View on GitHub

rlgrad

Link back to the Syllabus

All readings are from the textbook. These readings are designed to be short, so that it should be easy to keep up with the readings.

This schedule is tentative, and is likely to change throughout the semester.

The MOOC consists of three courses, with 5 modules in each course. We will be completing the MOOC at an accelerated pace, so we have time to focus on projects. The schedule below is based on completing 2 modules per week. The videos are short, and each week you will watch around 1 hour of videos for the two modules. The first module in each course is the introduction, followed by 4 content modules.

Course 1 has four content modules: (2) K-Armed Bandit, (3) MDPs (4) Value Functions and Bellman Equations and (5) Dynamic Programming.

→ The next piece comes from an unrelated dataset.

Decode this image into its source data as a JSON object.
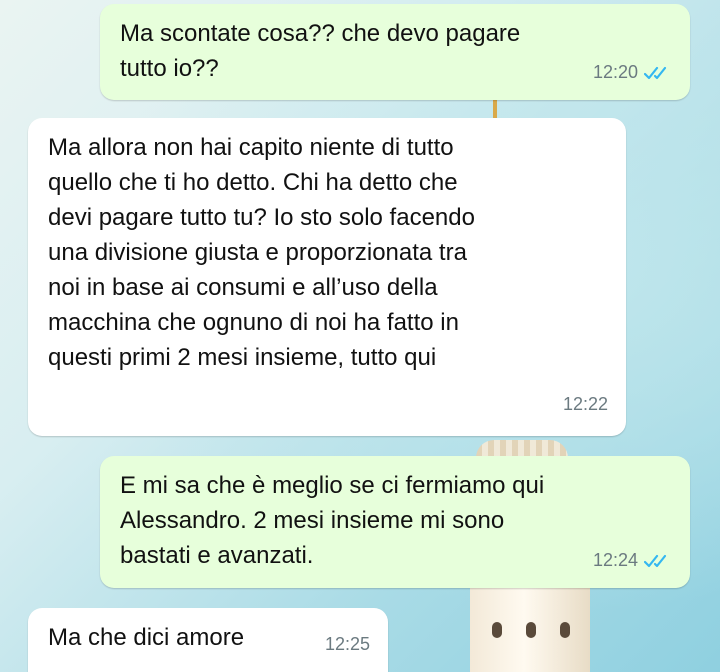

Course 2 has four content modules: (2) Monte-Carlo for Prediction and Control, (3) TD for Prediction (4) TD for Control and (5) Planning, Learning and Acting

Course 3 has four content modules: (2) On-policy Prediction with Approximation (3) Constructing Features (4) Control with Approximation (5) Policy Gradient

Course 4 allows you to put together a full RL agent. This mini-project is optional.

Week Date Topic Deadlines
1 September 2 Introduction to the Course and Q&A

Modules 2 and 3 from Course 1 will be due by 11:59 next Thursday (September 11)
Link to Course 1, complete the first two modules after the introduction: (2) K-Armed Bandit, (3) MDPs

1 September 4 Probability Review (by TAs) and MOOC co-working/help session  
2 September 9 In-class Discussion about C1M2 and C1M3, Project discussion  
2 September 11 Other background requests, short Q&A about C1M2 and C1M3, Project discussions Course 1, Modules 2 and 3 due (Extended to Sunday, Sept14, 11:59PM)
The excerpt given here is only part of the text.